KAI RYSSDAL: Say what you will about bureaucrats, and people do say plenty. The truth is we need them. They keep the government running — until they leave. The Chairwoman of the Federal Trade Commission said today she is stepping down. Deborah Platt Majoras is going to leave next month to become the General Counsel at Procter and Gamble. Her departure leaves just four commissioners at the Federal Trade Commission. But it is far from the only agency in town with a vacuum at the top. Jeremy Hobson reports now from Washington.


JEREMY HOBSON: The six-member Federal Election Commission is now down to two, which means it can’t do its job, which means John McCain doesn’t know if he has to abide by federal spending limits in his campaign for the Presidency.

Former FEC Chairman Michael Toner left a year ago for a major law firm.

MICHAEL TONER: There’s never a perfect time to go, but I felt like it was an appropriate time to go.
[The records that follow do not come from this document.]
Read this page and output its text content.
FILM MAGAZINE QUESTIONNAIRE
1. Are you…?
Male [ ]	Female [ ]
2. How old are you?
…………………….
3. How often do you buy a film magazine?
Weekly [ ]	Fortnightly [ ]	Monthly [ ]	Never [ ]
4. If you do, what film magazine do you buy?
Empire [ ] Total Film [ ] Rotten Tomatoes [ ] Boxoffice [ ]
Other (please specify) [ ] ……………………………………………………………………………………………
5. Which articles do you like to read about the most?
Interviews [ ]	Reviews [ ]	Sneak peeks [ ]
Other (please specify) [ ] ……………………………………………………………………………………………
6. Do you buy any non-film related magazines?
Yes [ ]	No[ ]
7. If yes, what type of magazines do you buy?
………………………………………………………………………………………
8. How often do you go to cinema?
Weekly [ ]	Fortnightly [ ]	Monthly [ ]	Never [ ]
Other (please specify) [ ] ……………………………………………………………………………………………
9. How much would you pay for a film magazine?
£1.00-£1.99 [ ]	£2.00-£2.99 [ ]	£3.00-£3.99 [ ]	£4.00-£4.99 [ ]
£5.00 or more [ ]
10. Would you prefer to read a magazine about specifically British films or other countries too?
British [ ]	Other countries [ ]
But I have to say I never foresaw what has unfolded over the last year or so with this total stalemate on Capitol Hill.

That stalemate has also left the nation’s mine-safety commission pretty useless. And the Consumer Product Safety Commission. That agency regulates more than 15,000 products to keep the public safe from injury or death.

Sorry America, you’re on your own.

CARY COGLIANESE: When there isn’t a quorum on multi-member agencies, big decisions on important issues just simply can’t get made.

That’s government regulation expert Cary Coglianese at the University of Pennsylvania. He says these agencies can still do their day-to-day work and make small decisions. And that this happens at the end of every Presidency. But Paul Light, an expert on presidential appointments, sees something different this time.

PAUL LIGHT: George Bush is having the worst 8th year of any two term Presidency since we created the two term limitation.

But he says:

PAUL LIGHT: I don’t think there are a lot of tears being shed in the administration right now.

He says it comes down to an anti-regulation President versus a pro-regulation Congress.

President Bush has nominated replacements. But when faced with the choice of some of the President’s nominees and nobody, one Democratic Senator said she’ll take nobody.

In Washington, I’m Jeremy Hobson for Marketplace.